Son olay malumunuz… TBMM “Çanakkale Şehitlerini Anma” gecesi düzenliyor. Devlet Tiyatroları bu gece için bir gösteri hazırlıyor. Hop. Gösteriye bir saat kala, kadın oyunculara sahneye çıkmayacakları söyleniyor. Haliyle kadın oyuncular “sebep” soruyorlar. “Sebebin” Meclis Başkanı olduğu açıklanıyor. Sahneye çıkamayacakları “ancak sahne kenarında, merdivenlerde” durabilecekleri söyleniyor. Neresinden tutsanız elde kalan, parça parça dökülen bir rezalet. Fakat, asıl utanç verici olan adı üstünde, büyük harflerle yazılı Türkiye Büyük Millet Meclisi’mizin Başkanının “Kadınlar oyuncular sahneye çıkartılmadı” iddiasına verdiği ilk cevap. Şöyle demiş: “Zavallılar, inşallah düzelirler.”

Sayın Kahraman oldukça merhametli elbette, tepki gösteren zavallıların durumuna “acıyormuş”. Neden? Efendim, Sayın Kahraman, “Oldukça muhteşem bir faaliyet yapmış. Çanakkale’nin manasını bilmeyenler, tarih duygusuna sahip olmayanlar, bu muhteşem faaliyetten bahsetmiyormuş. Zaten ortada sahne yokmuş. Tiyatro eseri de yokmuş. Yer yokmuş.” Velhasıl kamuoyu şaşkın.

Ben de diyorum ki. Şaşırmayın. Bakınız. İsmail Kahraman dediğimiz zatı muhterem, bilinmedik bir kişilik değil. Sonradan değişmiş falan değil.

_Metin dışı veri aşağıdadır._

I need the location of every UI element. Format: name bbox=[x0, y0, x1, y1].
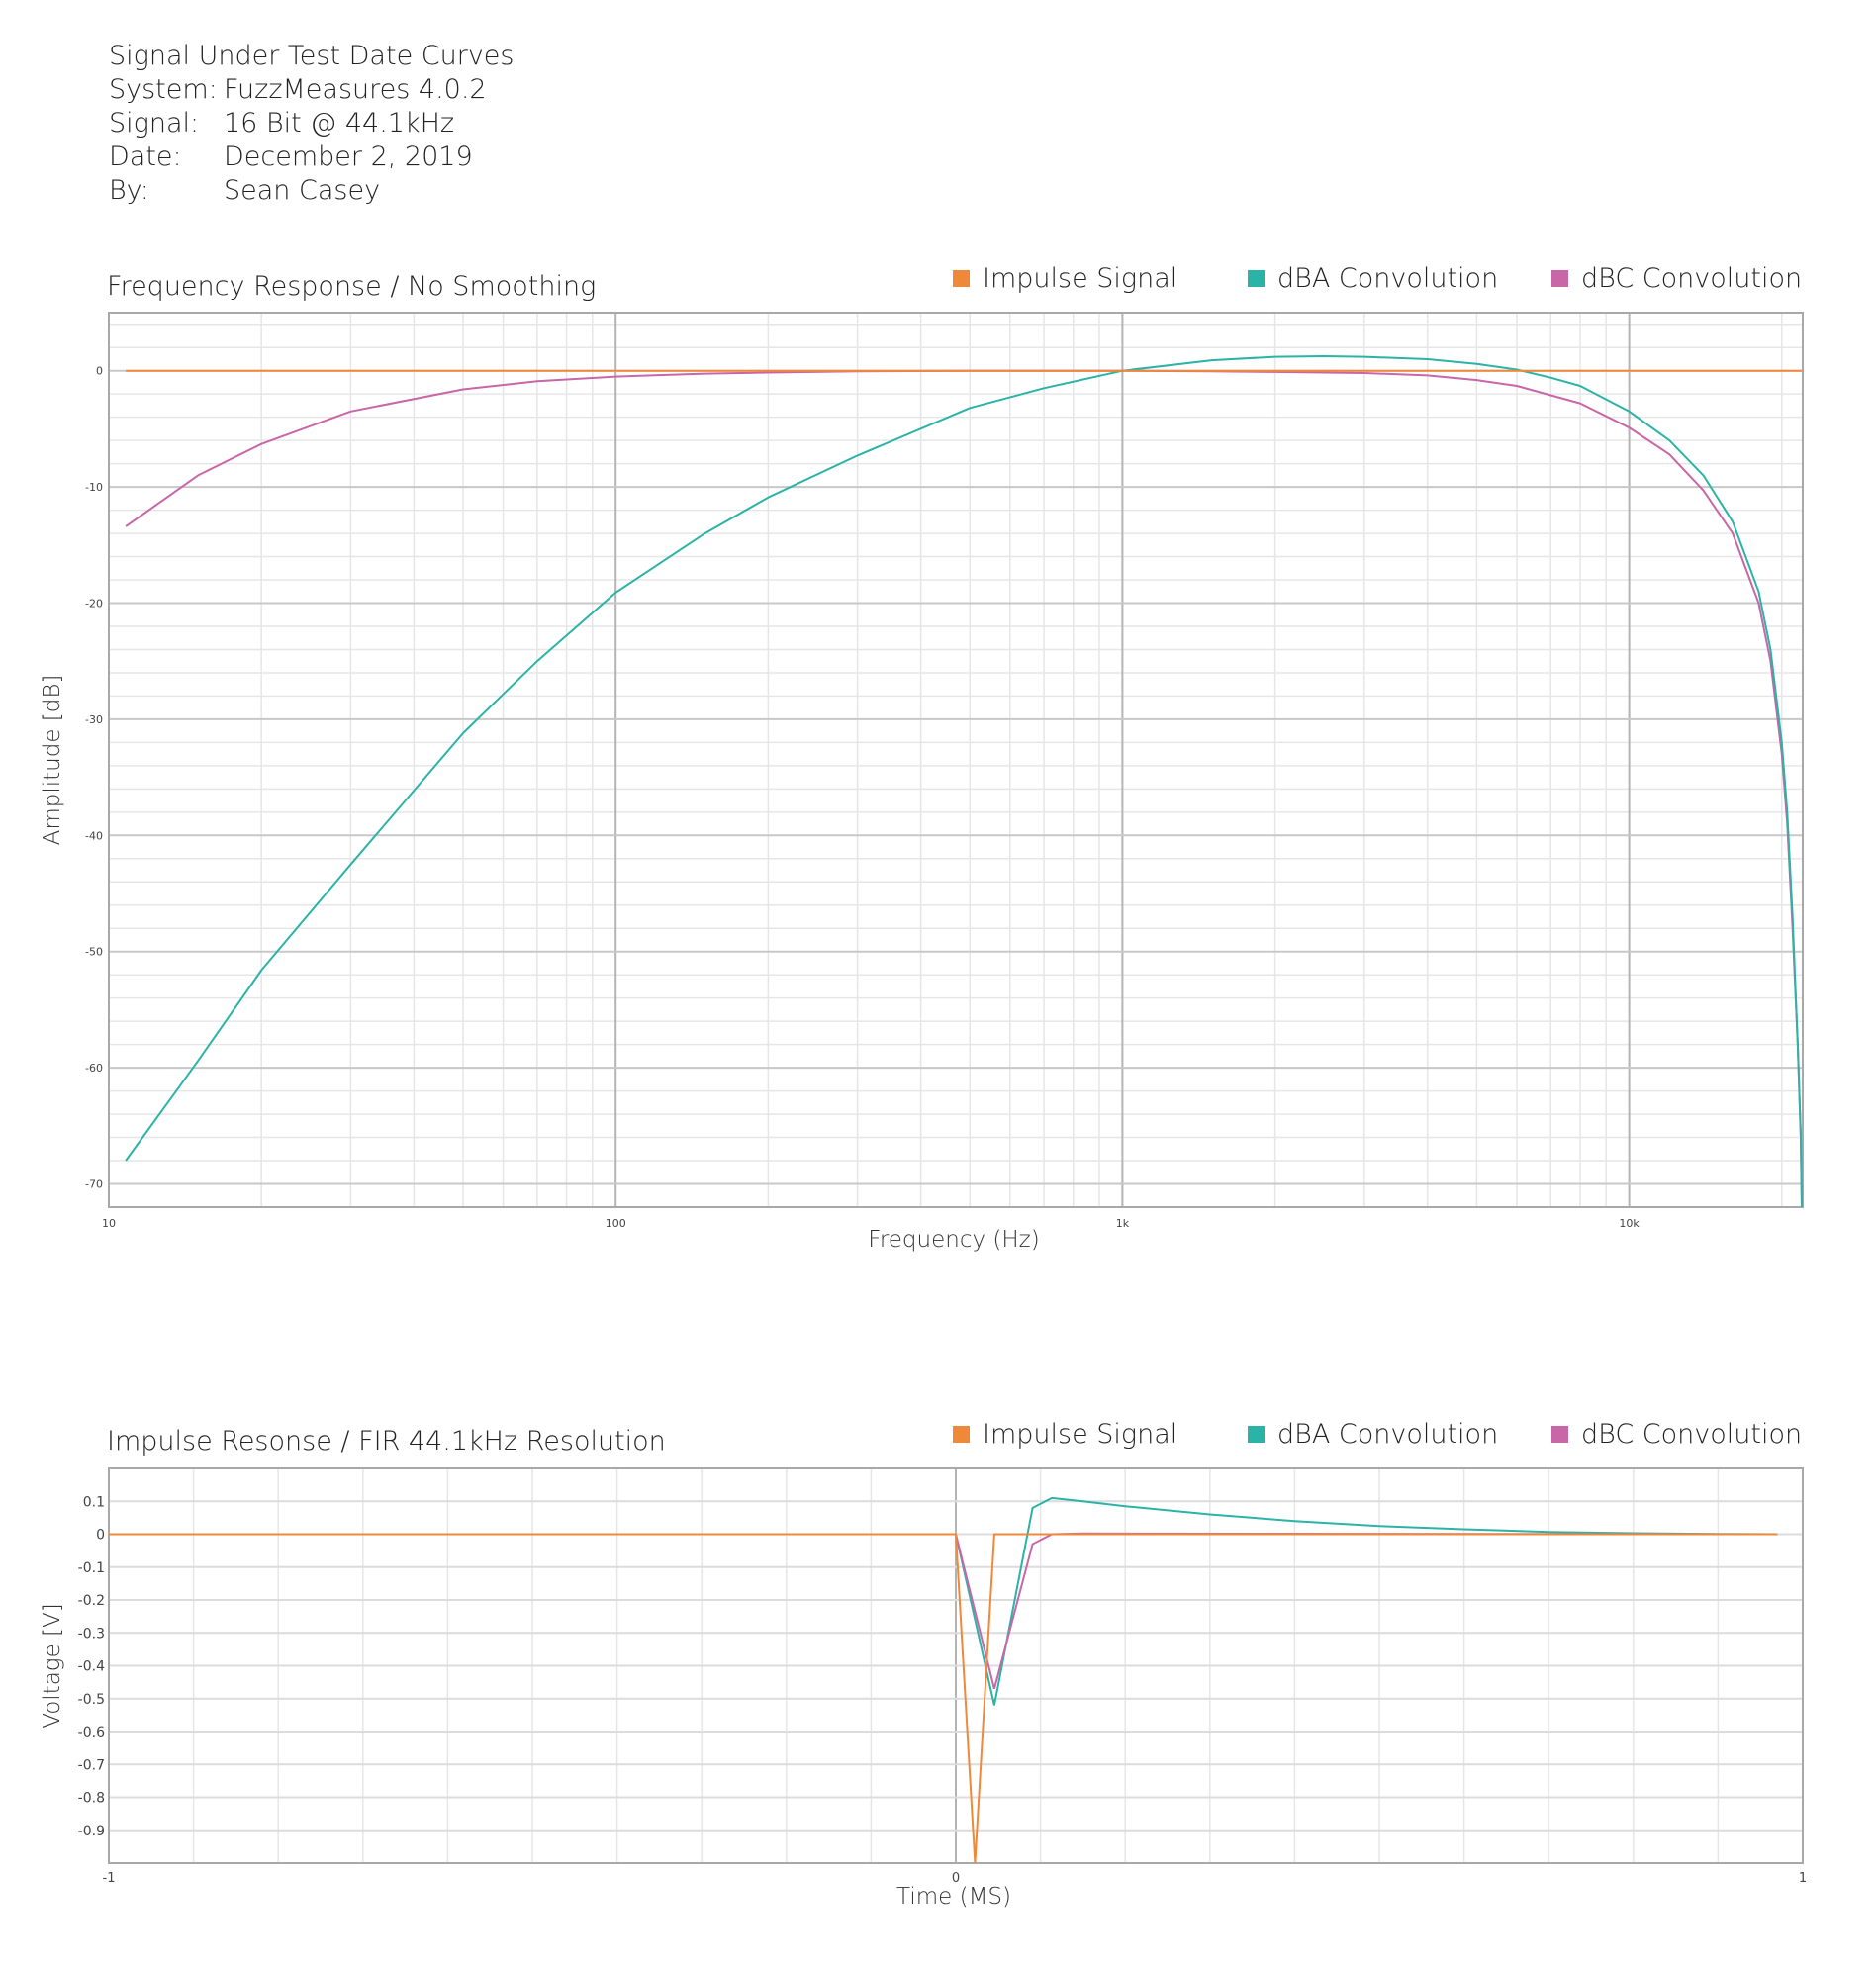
y-tick-label: -40 bbox=[85, 829, 103, 842]
signal-row: Signal: 16 Bit @ 44.1kHz bbox=[109, 107, 514, 141]
legend-label-dba-convolution: dBA Convolution bbox=[1277, 263, 1498, 294]
series-group bbox=[109, 1496, 1778, 1864]
grid bbox=[109, 1468, 1803, 1863]
series-line-impulse-signal bbox=[109, 1533, 1778, 1864]
x-tick-label: -1 bbox=[103, 1871, 116, 1886]
x-tick-label: 100 bbox=[606, 1217, 626, 1230]
tick-labels: 0 -10 -20 -30 -40 -50 -60 -70 10 100 1k 10k bbox=[85, 365, 1640, 1230]
x-axis-label: Time (MS) bbox=[896, 1884, 1011, 1910]
by-row: By: Sean Casey bbox=[109, 174, 514, 208]
x-tick-label: 1k bbox=[1116, 1217, 1130, 1230]
date-label: Date: bbox=[109, 141, 182, 172]
date-value: December 2, 2019 bbox=[224, 141, 473, 172]
y-tick-label: -0.9 bbox=[78, 1824, 105, 1839]
y-tick-label: -0.2 bbox=[78, 1593, 105, 1609]
y-tick-label: -0.3 bbox=[78, 1626, 105, 1642]
y-tick-label: -0.6 bbox=[78, 1725, 105, 1740]
by-value: Sean Casey bbox=[224, 175, 381, 206]
legend-swatch-impulse-signal bbox=[953, 1426, 970, 1443]
legend-label-impulse-signal: Impulse Signal bbox=[983, 263, 1177, 294]
series-line-dba-convolution bbox=[109, 1496, 1778, 1706]
y-tick-label: -60 bbox=[85, 1062, 103, 1075]
signal-value: 16 Bit @ 44.1kHz bbox=[224, 108, 455, 139]
legend-label-dbc-convolution: dBC Convolution bbox=[1581, 263, 1802, 294]
series-line-dbc-convolution bbox=[125, 369, 1803, 1208]
series-group bbox=[125, 355, 1803, 1208]
legend-swatch-impulse-signal bbox=[953, 270, 970, 287]
y-tick-label: -0.8 bbox=[78, 1791, 105, 1807]
plot-frame bbox=[108, 312, 1804, 1208]
date-row: Date: December 2, 2019 bbox=[109, 141, 514, 174]
legend-swatch-dba-convolution bbox=[1248, 270, 1265, 287]
report-title-text: Signal Under Test Date Curves bbox=[109, 41, 515, 71]
legend-label-dbc-convolution: dBC Convolution bbox=[1581, 1419, 1802, 1450]
x-tick-label: 0 bbox=[952, 1871, 960, 1886]
legend-swatch-dba-convolution bbox=[1248, 1426, 1265, 1443]
x-tick-label: 10 bbox=[102, 1217, 116, 1230]
legend-swatch-dbc-convolution bbox=[1551, 1426, 1568, 1443]
series-line-dba-convolution bbox=[125, 355, 1803, 1208]
y-tick-label: -50 bbox=[85, 946, 103, 959]
signal-label: Signal: bbox=[109, 108, 200, 139]
tick-labels: 0.1 0 -0.1 -0.2 -0.3 -0.4 -0.5 -0.6 -0.7 -0.8 -0.9… bbox=[78, 1494, 1807, 1886]
legend: Impulse Signal dBA Convolution dBC Convolu… bbox=[953, 1419, 1802, 1450]
chart-2: 0.1 0 -0.1 -0.2 -0.3 -0.4 -0.5 -0.6 -0.7 -0.8 -0.9… bbox=[40, 1419, 1807, 1910]
chart-1: 0 -10 -20 -30 -40 -50 -60 -70 10 100 1k 10k Frequenc… bbox=[40, 263, 1804, 1253]
y-tick-label: -70 bbox=[85, 1178, 103, 1191]
y-tick-label: 0 bbox=[96, 1528, 105, 1544]
y-tick-label: -20 bbox=[85, 598, 103, 611]
x-tick-label: 10k bbox=[1619, 1217, 1640, 1230]
legend-label-impulse-signal: Impulse Signal bbox=[983, 1419, 1177, 1450]
legend-swatch-dbc-convolution bbox=[1551, 270, 1568, 287]
x-tick-label: 1 bbox=[1799, 1871, 1807, 1886]
y-tick-label: -0.7 bbox=[78, 1757, 105, 1773]
report-header: Signal Under Test Date Curves System: Fu… bbox=[109, 40, 514, 208]
chart-title: Impulse Resonse / FIR 44.1kHz Resolution bbox=[107, 1426, 666, 1456]
legend: Impulse Signal dBA Convolution dBC Convolu… bbox=[953, 263, 1802, 294]
chart-title: Frequency Response / No Smoothing bbox=[107, 271, 596, 302]
y-axis-label: Amplitude [dB] bbox=[40, 675, 65, 846]
by-label: By: bbox=[109, 175, 149, 206]
y-tick-label: 0 bbox=[96, 365, 103, 378]
system-label: System: bbox=[109, 74, 218, 105]
y-tick-label: -10 bbox=[85, 481, 103, 494]
legend-label-dba-convolution: dBA Convolution bbox=[1277, 1419, 1498, 1450]
y-tick-label: -30 bbox=[85, 713, 103, 726]
x-axis-label: Frequency (Hz) bbox=[868, 1227, 1039, 1253]
grid bbox=[109, 313, 1803, 1208]
y-tick-label: -0.4 bbox=[78, 1659, 105, 1675]
system-row: System: FuzzMeasures 4.0.2 bbox=[109, 73, 514, 107]
system-value: FuzzMeasures 4.0.2 bbox=[224, 74, 487, 105]
y-axis-label: Voltage [V] bbox=[40, 1603, 65, 1728]
report-title: Signal Under Test Date Curves bbox=[109, 40, 514, 73]
y-tick-label: -0.1 bbox=[78, 1560, 105, 1576]
y-tick-label: -0.5 bbox=[78, 1692, 105, 1708]
plot-frame bbox=[108, 1467, 1804, 1864]
y-tick-label: 0.1 bbox=[83, 1494, 105, 1510]
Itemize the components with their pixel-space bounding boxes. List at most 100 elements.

Hatırlayınız. Yıl 1996. Dönemin Kültür Bakanı İsmail Kahraman. Taksim’e cami tartışmaları gündemde. Kültür Bakanı olarak çıktı “Taksim’de çok sayıda kilise var ancak bir cami yok. İnşallah Taksim bu ayıptan kurtulacaktır.”

Türkiye’nin en önemli sanat tarihçisi olan Sayın Prof. Semavi Eyice o sırada Kültür ve Tabiat Varlıklarını Koruma Kurulu Başkanı. Sayın Eyice’ye soruldu ve kendisinin söylediği özetle şuydu: “Cami yapılacaksa mimarisinin tarihi dokuya uygun olmasına dikkat edilmeli.”

Vay sen misin bunu söyleyen!

Sayın Eyice görevden alındı. Yetmezmiş gibi İsmail Kahraman bir de kameralar karşısına geçip konuştu. “Alnı secde-i rahmana değmemiş, Hristiyanların piyonu olan birisi. Ben de onu kolundan tuttum, kapının önüne koydum” dedi. İşte o gün İsmail Kahraman’dan utanmıştım. O gün bugündür beni utandırmaya devam ediyor.”